By far that’s my most hated term: “Enterprise”. Far worse than cloud.
Edited 2016-01-26 23:50 UTC
“Enterprise” means people who are too stupid to allowed to control their own settings.
Most large orgs won’t let you install updates unless they are pushed out by administrators. Your machine’s configuration is dictated via Group Policy.
I don’t think either term (cloud or enterprise) is as nebulous as you make out but I worked in mostly corp environments most of my career.
Edited 2016-01-27 06:00 UTC
Never ran into the term “Enterprise grade” before? Its like its strong enough for a man, but made for a woman.
Usually it really means over complicated, expensive and prone to failure…
But anyways, why do smaller non “enterprises” not need to control what gets installed on their computers? I totally understand the need to control it on networks with thousands of computers. The cost of breaking those is absurd. With a large network breaking 1000 out of 10,000 is too much,. but isn’t breaking 10 out of 10 also just as bad for the micro business?
Well obviously anyone with a domain controller can set group policy, not only “Enterprise”.
I am not a Windows Network Administrator but I have heard that these tasks have got easier from a friend of mine that is a network administer for a few 100 computers in an Education environment.
The point is that Microsoft sell a version of 10 for us plebs and they sell a version to business .. while essentially the same has a different default config out of the box.
> Hard to take the guy seriously when his complaints about Windows 10 have the usual age old lies about Performance degradation(!) and Windows updates being slow
Care to prove him wrong? Or you are a Microsoft fanatic?
The burden of proof really isn’t on me regarding the “apparent” problems with Windows Updates and Speed degradation.
I haven’t seen one performance test ever on any website that is along the lines of:
* Running a CPU bound task, IO bound task, GPU bound task on a new Windows installation
* Running the same 3 tests after 6 months of use.
He offers no real stats or reproducible results of his claims about Windows 10 regarding performance.
Edited 2016-01-27 19:36 UTC
It’s not about benchmarks – when people run them they unload all Windows applications but people do not work in benchmarks, they work in real life applications.
Compare a new Windows installation with a Windows installation that has 50+ software titles installed, 10+ resident applications running, 20+ applications in automatic start up and you’ll probably realize that Windows tend to slow down over time.

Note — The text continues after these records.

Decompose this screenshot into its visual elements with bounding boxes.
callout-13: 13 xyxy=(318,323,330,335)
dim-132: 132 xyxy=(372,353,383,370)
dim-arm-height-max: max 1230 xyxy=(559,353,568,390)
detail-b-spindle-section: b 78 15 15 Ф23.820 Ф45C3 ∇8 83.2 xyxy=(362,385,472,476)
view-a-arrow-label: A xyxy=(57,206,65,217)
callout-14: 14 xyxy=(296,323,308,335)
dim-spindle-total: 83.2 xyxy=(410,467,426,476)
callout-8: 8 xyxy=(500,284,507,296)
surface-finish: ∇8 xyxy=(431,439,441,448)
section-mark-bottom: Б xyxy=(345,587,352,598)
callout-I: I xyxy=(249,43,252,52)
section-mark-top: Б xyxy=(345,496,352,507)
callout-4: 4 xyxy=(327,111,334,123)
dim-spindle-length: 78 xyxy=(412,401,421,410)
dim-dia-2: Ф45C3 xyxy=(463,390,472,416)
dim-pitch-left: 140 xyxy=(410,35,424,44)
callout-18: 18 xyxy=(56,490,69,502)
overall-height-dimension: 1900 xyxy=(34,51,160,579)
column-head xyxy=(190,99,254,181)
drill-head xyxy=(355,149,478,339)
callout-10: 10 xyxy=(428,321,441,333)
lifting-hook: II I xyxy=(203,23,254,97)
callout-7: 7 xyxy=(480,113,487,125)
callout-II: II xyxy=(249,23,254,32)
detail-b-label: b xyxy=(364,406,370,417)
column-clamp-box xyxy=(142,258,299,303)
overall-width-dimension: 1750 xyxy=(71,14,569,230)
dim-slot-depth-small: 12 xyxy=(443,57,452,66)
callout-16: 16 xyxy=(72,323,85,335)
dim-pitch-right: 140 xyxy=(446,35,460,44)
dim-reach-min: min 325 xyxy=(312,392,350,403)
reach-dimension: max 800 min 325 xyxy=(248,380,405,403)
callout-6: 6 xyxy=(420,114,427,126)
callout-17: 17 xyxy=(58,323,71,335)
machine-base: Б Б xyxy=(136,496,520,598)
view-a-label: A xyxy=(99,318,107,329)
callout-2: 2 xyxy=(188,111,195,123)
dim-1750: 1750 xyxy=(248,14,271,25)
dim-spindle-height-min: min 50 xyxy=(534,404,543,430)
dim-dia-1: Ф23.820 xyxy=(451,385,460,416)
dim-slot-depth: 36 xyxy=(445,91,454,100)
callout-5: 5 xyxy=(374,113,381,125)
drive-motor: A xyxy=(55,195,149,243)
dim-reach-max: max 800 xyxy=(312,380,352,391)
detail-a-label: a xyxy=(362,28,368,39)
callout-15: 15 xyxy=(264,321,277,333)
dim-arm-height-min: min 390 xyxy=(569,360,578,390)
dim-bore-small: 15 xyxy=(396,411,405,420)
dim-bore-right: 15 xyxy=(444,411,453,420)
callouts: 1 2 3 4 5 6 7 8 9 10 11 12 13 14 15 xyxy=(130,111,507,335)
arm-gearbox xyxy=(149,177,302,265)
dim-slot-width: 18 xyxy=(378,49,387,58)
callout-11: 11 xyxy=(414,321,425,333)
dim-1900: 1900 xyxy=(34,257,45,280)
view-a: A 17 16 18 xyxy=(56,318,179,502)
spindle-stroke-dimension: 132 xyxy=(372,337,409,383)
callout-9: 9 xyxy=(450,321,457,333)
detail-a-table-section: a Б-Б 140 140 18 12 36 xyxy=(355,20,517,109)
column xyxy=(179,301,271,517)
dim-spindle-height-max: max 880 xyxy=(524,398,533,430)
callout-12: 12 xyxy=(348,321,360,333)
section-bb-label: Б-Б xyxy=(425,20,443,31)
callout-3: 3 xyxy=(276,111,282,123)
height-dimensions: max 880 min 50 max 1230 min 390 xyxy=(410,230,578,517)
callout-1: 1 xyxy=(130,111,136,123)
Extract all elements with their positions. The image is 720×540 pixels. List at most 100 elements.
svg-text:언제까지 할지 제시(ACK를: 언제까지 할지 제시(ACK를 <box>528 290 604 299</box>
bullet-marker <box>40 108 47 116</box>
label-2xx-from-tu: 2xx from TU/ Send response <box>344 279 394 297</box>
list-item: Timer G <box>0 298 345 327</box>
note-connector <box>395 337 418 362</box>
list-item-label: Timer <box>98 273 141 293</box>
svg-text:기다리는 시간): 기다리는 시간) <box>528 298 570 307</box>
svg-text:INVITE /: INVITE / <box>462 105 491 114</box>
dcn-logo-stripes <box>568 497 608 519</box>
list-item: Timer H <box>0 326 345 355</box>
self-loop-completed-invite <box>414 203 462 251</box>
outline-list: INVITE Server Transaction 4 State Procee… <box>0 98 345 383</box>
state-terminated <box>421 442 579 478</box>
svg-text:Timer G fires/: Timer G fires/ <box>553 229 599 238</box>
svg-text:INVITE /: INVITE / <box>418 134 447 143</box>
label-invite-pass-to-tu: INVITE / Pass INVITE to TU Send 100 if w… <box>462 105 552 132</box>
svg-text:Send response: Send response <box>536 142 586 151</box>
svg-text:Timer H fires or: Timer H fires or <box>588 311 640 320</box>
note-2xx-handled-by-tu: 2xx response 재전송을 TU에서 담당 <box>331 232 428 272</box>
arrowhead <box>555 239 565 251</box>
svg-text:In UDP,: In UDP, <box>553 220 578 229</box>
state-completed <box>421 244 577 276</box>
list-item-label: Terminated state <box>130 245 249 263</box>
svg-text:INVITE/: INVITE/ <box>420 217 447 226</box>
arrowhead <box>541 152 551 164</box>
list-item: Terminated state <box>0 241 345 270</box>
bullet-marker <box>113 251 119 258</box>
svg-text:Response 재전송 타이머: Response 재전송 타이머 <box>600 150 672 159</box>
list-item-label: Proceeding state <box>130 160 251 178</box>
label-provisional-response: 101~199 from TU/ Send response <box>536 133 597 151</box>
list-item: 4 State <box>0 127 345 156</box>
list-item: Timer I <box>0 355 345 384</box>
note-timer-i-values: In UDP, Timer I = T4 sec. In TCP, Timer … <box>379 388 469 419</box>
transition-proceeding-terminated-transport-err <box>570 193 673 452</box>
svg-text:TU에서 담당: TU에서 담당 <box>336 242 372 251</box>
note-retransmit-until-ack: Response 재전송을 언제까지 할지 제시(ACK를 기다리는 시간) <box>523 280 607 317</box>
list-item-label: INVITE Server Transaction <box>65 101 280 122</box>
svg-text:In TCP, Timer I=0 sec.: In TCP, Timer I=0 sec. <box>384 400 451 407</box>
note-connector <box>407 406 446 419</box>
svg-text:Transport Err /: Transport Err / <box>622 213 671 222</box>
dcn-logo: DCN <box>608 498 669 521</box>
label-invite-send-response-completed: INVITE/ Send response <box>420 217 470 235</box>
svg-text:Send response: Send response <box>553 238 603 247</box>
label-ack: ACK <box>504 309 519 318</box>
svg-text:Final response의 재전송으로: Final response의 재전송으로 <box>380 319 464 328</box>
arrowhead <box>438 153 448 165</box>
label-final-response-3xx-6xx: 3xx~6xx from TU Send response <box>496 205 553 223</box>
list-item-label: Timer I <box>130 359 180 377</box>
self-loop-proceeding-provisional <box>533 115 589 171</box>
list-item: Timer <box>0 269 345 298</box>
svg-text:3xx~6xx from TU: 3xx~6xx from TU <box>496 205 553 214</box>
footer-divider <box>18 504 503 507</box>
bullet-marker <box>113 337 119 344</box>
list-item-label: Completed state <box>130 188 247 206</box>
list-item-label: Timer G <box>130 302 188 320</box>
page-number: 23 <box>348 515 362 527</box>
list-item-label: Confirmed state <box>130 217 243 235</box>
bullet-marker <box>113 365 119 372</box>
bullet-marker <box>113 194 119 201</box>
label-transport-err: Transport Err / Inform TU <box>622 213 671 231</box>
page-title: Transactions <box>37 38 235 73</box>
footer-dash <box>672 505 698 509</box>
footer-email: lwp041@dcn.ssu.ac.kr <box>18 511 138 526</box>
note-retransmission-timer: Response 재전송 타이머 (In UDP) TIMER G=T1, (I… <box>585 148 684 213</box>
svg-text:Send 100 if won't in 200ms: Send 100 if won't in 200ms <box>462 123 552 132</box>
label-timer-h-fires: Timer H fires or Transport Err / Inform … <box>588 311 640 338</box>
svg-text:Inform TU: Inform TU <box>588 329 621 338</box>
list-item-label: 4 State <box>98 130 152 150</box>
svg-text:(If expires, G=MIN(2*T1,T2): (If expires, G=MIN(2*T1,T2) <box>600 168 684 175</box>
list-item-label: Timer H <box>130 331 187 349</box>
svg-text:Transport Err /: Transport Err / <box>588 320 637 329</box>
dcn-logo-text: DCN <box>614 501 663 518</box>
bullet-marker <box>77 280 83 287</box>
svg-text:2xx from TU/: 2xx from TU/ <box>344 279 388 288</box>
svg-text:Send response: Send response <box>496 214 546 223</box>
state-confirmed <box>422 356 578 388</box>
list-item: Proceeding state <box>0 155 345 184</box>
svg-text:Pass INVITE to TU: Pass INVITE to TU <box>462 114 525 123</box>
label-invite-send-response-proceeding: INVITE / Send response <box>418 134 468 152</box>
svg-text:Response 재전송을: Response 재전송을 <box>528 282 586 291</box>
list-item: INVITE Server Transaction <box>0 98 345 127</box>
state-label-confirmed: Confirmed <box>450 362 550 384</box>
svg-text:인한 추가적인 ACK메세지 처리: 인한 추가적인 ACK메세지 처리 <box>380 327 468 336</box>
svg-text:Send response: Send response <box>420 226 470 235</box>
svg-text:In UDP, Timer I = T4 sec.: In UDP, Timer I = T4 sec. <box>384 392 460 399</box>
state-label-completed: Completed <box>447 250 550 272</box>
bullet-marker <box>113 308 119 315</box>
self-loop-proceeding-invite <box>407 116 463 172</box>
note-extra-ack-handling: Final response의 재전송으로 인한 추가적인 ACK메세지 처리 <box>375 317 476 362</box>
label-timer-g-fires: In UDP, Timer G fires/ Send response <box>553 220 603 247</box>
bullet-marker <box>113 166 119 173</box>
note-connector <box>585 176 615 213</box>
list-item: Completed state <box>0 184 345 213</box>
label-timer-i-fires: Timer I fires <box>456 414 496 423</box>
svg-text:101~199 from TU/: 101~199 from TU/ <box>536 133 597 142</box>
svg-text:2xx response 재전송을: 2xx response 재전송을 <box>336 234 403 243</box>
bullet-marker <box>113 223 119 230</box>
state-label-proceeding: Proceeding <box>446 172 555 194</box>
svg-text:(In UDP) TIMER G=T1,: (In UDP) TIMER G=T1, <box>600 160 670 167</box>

Consider various Adobe’s auto updaters and start up optimizers, consider Oracle’s Java updater, consider McAffee security scan which most people install without thinking.
Don’t get me started on multitude of custom updaters by Autodesk, Corel, Google and other companies.
Yeah, in your little perfect world you only run plain Windows, plus Windows Defender and your $favourite_webbrowser.
The truth is Windows Defender sucks as an AV, in fact even top AV solutions nowadays suck and you must have at least malwarebytes antimalware installed to be safe.
Every AV, every malware defender, every messenger, every updater, Steam/Uplay/etc. add their own footprint and do not tell me they don’t slow down Windows considerably.
In fact, you sound like a Microsoft shill or a person who hasn’t really worked with thousands of Windows PCs. I will ignore your comments from now on, ’cause I don’t care about astoturfers.
If I ran any Operating system with lots of background tasks it would become unresponsive. It is not the OSes fault.
What you are complaining about is crap software that happens to be popular that tends to be installed alongside the OS. No argument on that, I make sure that a lot of that crap never gets to touch my machine.
As for me being some sort of shill …
http://imgur.com/a/0Zed9
The pics
*Install of OpenBSD on my laptop
*Running raspbian on a RPi2
*Setting MacOSX up and XCode up for iOS dev.
Stop being a f–king dick.
Edited 2016-01-29 20:00 UTC
No they are not. You’re just overly critical. Most of those criticisms are not experienced by most users. Some of those like the update mechanism are valid and make sense, but the tacky ones degrade the quality and make the signal to noise ratio suck.